Par Elena Calistru

La résistance de l’architecture économique de l’Europe a été mise à l’épreuve par les crises récentes, et ce sont les citoyens ordinaires qui ont supporté la charge la plus lourde. Notre avis intitulé «Sortir des crises» propose un modèle économique qui protège les personnes et les entreprises, plutôt que de les exposer aux perturbations économiques.

Trois enjeux économiques se dégagent:

Tout d’abord, les prévisions économiques doivent évoluer d’une analyse rétrospective à une intervention prédictive. L’inflation touche le panier de la ménagère avant les tableaux de bord économiques. Nous avons besoin de systèmes de détection précoce sophistiqués qui repèrent les goulets d’étranglement dans l’approvisionnement et les anomalies au niveau de la transmission des prix avant qu’ils ne se traduisent par des factures de chauffage impayables et des denrées alimentaires inabordables. Les ménages les plus sensibles aux chocs économiques sont précisément ceux qui ont le moins de capacités à les absorber — cette réalité requiert de cartographier les vulnérabilités de façon détaillée, afin d’assurer une protection ciblée.
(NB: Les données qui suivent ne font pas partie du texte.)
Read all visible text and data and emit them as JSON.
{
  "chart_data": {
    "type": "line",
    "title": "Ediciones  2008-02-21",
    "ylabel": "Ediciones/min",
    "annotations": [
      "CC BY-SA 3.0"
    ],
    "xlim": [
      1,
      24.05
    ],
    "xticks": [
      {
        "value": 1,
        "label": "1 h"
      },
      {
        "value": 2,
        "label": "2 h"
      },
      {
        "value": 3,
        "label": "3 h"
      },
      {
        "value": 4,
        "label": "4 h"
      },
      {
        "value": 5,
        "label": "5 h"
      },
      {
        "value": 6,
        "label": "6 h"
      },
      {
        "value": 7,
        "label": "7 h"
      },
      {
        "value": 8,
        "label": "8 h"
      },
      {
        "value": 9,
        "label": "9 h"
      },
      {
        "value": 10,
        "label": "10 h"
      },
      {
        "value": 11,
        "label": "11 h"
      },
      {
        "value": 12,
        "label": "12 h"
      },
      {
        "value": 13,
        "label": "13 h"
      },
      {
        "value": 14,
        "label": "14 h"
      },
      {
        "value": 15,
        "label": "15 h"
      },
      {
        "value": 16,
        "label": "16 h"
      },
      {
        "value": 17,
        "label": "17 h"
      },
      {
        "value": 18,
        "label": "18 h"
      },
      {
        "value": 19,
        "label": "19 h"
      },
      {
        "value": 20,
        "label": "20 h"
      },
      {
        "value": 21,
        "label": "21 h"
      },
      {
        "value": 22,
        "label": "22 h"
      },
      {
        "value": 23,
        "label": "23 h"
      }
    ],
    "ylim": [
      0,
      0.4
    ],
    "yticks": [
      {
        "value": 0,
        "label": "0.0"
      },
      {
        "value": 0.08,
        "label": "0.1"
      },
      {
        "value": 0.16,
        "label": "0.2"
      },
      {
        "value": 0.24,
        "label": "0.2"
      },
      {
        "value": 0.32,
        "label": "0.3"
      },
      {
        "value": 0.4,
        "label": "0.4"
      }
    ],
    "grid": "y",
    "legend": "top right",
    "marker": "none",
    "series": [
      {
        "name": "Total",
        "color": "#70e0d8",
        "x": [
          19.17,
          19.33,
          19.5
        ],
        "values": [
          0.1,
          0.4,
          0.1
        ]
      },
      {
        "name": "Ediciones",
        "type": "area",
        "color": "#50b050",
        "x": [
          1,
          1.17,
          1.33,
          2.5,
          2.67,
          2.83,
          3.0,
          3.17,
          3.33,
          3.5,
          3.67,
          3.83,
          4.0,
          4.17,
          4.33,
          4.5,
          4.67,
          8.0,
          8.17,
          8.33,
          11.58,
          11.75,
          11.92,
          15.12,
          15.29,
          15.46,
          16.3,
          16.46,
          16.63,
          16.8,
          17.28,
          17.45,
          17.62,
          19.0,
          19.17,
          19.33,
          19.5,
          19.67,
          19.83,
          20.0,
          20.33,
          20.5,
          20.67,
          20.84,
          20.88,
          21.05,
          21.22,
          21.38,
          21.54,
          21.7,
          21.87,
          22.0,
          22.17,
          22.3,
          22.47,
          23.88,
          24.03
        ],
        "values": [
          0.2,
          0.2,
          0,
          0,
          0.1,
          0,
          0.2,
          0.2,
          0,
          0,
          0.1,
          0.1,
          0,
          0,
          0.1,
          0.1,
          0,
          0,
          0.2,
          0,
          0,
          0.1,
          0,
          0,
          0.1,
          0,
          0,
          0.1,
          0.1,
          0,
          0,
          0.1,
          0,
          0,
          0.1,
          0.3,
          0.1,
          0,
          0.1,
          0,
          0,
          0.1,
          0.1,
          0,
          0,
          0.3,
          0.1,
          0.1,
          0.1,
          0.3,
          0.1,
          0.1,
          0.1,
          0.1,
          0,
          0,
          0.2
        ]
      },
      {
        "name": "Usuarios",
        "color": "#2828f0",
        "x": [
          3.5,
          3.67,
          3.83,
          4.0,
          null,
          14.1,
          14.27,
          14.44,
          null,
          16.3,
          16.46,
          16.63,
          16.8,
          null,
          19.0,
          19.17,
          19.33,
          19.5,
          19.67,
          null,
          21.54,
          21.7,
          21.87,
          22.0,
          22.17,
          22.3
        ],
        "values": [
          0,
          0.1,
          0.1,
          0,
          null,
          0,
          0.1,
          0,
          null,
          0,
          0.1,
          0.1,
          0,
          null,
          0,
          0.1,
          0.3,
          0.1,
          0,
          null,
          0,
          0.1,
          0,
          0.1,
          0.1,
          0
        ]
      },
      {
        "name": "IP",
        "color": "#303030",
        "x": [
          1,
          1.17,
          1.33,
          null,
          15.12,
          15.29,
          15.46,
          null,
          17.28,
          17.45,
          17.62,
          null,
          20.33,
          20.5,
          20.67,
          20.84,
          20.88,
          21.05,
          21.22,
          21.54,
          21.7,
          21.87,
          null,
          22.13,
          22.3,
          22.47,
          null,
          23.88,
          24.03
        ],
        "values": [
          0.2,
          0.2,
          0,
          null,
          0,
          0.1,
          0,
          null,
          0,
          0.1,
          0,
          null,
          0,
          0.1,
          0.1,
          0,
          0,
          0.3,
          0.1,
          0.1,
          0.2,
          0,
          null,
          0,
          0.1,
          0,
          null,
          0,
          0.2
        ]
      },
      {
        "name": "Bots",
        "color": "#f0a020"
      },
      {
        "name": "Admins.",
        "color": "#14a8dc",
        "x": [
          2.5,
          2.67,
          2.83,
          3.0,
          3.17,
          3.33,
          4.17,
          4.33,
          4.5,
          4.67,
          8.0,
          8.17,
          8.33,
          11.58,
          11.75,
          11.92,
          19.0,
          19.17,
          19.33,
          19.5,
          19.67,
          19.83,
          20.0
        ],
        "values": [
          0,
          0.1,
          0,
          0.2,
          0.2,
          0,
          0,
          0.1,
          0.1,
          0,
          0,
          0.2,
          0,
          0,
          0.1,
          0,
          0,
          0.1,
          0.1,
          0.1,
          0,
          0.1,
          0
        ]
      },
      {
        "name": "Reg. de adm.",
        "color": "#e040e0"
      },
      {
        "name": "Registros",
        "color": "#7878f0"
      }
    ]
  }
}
Deuxièmement, la capacité budgétaire doit passer d’une réaction d’urgence à une stabilisation intégrée. NextGenerationEU était un instrument impressionnant, mais improvisé. Des mécanismes permanents de stabilisation budgétaire placés sous la vigilance de la société civile garantiraient que les réponses aux crises protègent les personnes les plus menacées. Lorsque la gouvernance économique ne tient pas compte des effets sur la répartition, la pression sociale qui en résulte nuit à la résilience que nous cherchons pourtant à renforcer. Les mesures de conditionnalité sociale des financements de l’Union ne devraient pas être considérées comme des obstacles bureaucratiques: elles pourraient garantir que la croissance économique se traduise par une amélioration du niveau de vie de l’ensemble de la population.
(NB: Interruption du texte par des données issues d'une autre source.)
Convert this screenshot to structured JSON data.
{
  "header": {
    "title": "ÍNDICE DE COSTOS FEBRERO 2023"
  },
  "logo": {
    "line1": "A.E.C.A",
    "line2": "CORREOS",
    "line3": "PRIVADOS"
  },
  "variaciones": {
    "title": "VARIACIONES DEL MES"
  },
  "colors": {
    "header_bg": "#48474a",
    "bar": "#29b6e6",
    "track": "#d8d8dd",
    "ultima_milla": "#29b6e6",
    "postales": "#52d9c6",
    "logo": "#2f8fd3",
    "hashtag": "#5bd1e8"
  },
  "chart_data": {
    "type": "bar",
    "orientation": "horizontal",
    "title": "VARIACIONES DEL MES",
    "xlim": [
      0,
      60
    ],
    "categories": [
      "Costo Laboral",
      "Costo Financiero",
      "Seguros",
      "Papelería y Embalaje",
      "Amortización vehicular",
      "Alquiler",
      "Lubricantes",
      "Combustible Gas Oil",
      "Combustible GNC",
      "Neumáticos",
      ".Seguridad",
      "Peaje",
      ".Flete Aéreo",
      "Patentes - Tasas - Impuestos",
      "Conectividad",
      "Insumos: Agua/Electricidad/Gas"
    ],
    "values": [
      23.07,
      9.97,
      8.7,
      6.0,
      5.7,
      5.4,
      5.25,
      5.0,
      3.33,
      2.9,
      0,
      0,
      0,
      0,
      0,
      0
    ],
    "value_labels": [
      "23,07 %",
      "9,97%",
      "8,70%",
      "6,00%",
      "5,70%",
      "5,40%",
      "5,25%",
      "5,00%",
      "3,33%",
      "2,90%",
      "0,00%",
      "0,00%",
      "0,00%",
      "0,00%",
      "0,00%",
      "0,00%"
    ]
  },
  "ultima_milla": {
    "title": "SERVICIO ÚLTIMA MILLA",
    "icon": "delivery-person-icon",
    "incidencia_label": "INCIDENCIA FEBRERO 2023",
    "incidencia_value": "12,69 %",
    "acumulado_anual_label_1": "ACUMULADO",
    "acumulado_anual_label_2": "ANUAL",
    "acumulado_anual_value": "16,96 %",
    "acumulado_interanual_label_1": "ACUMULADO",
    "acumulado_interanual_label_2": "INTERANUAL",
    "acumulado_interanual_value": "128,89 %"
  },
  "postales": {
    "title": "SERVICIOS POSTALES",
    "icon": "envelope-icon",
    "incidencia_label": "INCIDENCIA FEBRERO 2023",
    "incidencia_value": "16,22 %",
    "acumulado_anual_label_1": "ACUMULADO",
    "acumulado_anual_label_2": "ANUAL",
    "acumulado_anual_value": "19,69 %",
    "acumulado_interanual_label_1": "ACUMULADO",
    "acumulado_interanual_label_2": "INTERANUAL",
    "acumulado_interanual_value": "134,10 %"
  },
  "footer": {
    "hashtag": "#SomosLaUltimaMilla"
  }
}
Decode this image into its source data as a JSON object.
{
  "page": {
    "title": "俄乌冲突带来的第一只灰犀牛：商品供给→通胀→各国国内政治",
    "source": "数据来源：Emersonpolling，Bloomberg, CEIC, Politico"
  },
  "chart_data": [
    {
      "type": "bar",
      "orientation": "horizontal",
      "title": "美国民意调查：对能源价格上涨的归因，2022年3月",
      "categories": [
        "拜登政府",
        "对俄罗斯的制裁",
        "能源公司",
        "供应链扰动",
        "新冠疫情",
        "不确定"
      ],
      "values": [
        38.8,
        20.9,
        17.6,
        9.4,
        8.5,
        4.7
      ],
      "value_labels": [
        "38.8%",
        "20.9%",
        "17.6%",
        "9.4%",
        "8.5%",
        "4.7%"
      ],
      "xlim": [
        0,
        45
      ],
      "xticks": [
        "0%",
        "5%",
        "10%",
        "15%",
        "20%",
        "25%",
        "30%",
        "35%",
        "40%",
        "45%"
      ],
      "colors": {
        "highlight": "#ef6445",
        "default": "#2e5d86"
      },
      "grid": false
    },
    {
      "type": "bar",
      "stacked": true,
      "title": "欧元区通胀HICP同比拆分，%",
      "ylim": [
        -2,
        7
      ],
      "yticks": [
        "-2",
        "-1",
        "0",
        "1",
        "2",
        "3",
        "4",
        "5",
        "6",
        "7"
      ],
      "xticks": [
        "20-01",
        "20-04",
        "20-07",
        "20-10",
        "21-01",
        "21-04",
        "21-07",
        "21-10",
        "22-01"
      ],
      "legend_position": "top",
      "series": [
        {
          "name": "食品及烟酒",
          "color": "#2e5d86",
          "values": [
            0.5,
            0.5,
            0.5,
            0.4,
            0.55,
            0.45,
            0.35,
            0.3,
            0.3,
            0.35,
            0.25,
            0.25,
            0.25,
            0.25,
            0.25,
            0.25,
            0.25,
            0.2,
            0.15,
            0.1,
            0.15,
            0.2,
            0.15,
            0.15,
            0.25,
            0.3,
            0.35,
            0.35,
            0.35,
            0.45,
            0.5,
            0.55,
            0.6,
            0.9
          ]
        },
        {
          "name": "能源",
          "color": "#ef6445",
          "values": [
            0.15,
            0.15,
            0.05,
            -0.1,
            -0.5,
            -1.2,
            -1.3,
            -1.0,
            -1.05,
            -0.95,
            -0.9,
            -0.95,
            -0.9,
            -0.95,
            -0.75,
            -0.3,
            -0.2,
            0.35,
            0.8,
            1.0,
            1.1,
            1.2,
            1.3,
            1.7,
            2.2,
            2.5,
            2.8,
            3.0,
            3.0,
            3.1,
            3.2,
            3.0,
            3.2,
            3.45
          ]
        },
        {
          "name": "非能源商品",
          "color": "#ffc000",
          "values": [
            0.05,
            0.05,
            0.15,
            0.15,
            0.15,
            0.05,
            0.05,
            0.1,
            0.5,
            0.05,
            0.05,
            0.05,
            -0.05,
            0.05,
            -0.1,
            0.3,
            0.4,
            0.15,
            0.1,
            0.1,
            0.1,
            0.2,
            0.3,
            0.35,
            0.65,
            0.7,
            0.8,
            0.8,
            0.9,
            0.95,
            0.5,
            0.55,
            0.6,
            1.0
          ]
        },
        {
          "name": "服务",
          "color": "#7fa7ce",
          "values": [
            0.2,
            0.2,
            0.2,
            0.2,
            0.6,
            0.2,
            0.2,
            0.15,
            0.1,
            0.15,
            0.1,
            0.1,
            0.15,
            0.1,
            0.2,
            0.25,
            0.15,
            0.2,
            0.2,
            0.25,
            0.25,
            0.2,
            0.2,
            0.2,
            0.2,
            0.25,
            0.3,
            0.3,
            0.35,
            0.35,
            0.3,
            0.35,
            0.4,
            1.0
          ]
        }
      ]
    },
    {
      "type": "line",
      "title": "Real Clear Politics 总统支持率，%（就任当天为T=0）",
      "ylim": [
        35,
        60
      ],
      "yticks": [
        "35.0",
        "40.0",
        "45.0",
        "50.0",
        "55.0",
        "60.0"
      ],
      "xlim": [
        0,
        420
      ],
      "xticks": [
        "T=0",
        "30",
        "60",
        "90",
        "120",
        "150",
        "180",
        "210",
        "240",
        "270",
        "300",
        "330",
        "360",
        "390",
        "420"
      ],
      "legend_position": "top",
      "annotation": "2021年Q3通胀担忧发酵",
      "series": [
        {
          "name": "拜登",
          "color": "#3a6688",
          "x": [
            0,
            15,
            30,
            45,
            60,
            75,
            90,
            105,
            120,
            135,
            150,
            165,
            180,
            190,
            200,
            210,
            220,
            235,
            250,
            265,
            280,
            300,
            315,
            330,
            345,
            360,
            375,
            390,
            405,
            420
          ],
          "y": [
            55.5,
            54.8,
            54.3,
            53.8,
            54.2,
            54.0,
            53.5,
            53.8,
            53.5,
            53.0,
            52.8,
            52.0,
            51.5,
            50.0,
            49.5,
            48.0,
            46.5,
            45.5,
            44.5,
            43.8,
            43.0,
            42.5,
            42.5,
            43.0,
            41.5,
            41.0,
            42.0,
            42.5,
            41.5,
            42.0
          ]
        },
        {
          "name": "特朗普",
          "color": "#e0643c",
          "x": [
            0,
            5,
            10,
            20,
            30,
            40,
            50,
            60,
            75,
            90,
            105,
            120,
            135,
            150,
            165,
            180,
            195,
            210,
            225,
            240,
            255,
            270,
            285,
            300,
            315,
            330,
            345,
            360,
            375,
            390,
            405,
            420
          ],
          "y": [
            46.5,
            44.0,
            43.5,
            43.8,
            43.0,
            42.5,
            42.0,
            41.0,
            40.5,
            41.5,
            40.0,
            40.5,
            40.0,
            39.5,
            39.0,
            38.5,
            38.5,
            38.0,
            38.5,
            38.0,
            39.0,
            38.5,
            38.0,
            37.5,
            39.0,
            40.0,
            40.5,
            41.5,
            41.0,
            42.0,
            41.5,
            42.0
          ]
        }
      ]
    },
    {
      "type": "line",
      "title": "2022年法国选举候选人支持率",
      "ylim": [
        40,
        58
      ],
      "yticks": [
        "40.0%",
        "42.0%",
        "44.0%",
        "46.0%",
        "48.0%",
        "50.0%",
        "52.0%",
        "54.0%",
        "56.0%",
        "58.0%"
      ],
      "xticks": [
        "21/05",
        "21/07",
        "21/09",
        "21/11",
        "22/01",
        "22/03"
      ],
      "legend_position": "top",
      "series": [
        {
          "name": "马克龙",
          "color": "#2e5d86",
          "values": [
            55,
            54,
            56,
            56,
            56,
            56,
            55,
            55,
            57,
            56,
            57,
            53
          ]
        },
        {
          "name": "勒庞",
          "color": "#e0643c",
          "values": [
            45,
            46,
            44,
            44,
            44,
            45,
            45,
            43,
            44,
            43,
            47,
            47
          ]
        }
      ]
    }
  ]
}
Troisièmement, l’intégration du marché doit s’accélérer là où elle pèse le plus pour les consommateurs. Les coûts de l’énergie qui dépassent sensiblement ceux de nos concurrents ne sont pas seulement des indicateurs macroéconomiques: ils représentent concrètement des factures mensuelles qui fragilisent le budget des ménages européens. Les investissements stratégiques dans les infrastructures transfrontalières et l’intégration du marché de l’énergie ne sont pas seulement des objectifs économiques abstraits, mais ils représentent un soulagement concret pour les ménages et les entreprises confrontées à la pression du coût de la vie.
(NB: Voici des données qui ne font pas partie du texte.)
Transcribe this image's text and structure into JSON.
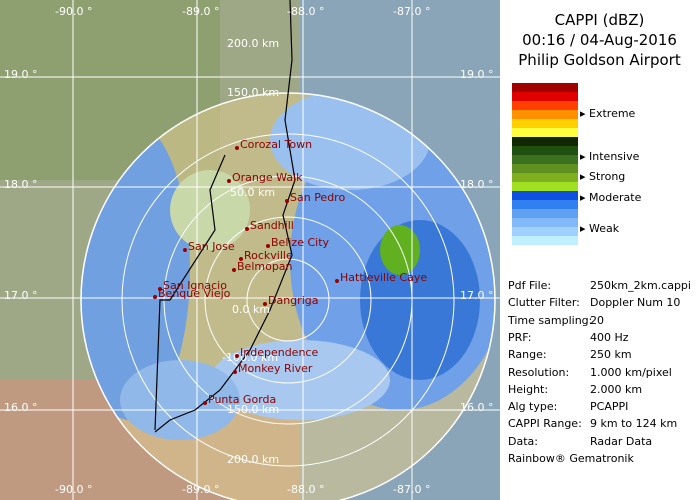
{
  "map": {
    "longitude_labels": [
      "-90.0 °",
      "-89.0 °",
      "-88.0 °",
      "-87.0 °"
    ],
    "latitude_labels": [
      "19.0 °",
      "18.0 °",
      "17.0 °",
      "16.0 °"
    ],
    "range_labels": [
      "200.0 km",
      "150.0 km",
      "50.0 km",
      "0.0 km",
      "-100.0 km",
      "150.0 km",
      "200.0 km"
    ],
    "places": [
      "Corozal Town",
      "Orange Walk",
      "San Pedro",
      "Sandhill",
      "Belize City",
      "San Jose",
      "Rockville",
      "Belmopan",
      "Hattieville Caye",
      "San Ignacio",
      "Benque Viejo",
      "Dangriga",
      "Independence",
      "Monkey River",
      "Punta Gorda"
    ]
  },
  "panel": {
    "title": "CAPPI (dBZ)",
    "time": "00:16 / 04-Aug-2016",
    "site": "Philip Goldson Airport",
    "legend_colors": [
      "#a00000",
      "#e00000",
      "#ff4000",
      "#ff9000",
      "#ffd000",
      "#ffff40",
      "#102800",
      "#205010",
      "#3a7020",
      "#609020",
      "#80b020",
      "#a0e020",
      "#1050e0",
      "#3080f0",
      "#60a0f0",
      "#80b8f8",
      "#a0d0ff",
      "#c0f0ff"
    ],
    "legend_labels": [
      "Extreme",
      "Intensive",
      "Strong",
      "Moderate",
      "Weak"
    ],
    "rows": [
      [
        "Pdf File:",
        "250km_2km.cappi"
      ],
      [
        "Clutter Filter:",
        "Doppler Num 10"
      ],
      [
        "Time sampling:",
        "20"
      ],
      [
        "PRF:",
        "400 Hz"
      ],
      [
        "Range:",
        "250 km"
      ],
      [
        "Resolution:",
        "1.000 km/pixel"
      ],
      [
        "Height:",
        "2.000 km"
      ],
      [
        "Alg type:",
        "PCAPPI"
      ],
      [
        "CAPPI Range:",
        "9 km to 124 km"
      ],
      [
        "Data:",
        "Radar Data"
      ]
    ],
    "footer": "Rainbow® Gematronik"
  }
}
Élaborer une politique économique sans la contribution de la société civile équivaut à naviguer en mer inconnue: c’est techniquement possible, mais peu raisonnable en pratique. Lorsque les politiques sont conçues avec la pleine participation de celles et ceux qui subiront leurs conséquences, elles donnent toujours de meilleurs résultats. Il ne s’agit pas ici de considérer la consultation comme une formalité, mais bien de tirer parti de l’intelligence collective de la société civile organisée tout au long du cycle politique.

L’économie sociale de marché compétitive de l’Europe doit certes être modernisée, mais en aucun cas abandonnée. Ceux qui prétendent que l’enjeu consiste à choisir entre compétitivité et protection des populations font preuve d’une imagination économique extrêmement limitée. Les défis à venir nécessitent des institutions créatives qui placent la résilience économique et le bien-être des populations au cœur de la gouvernance économique européenne.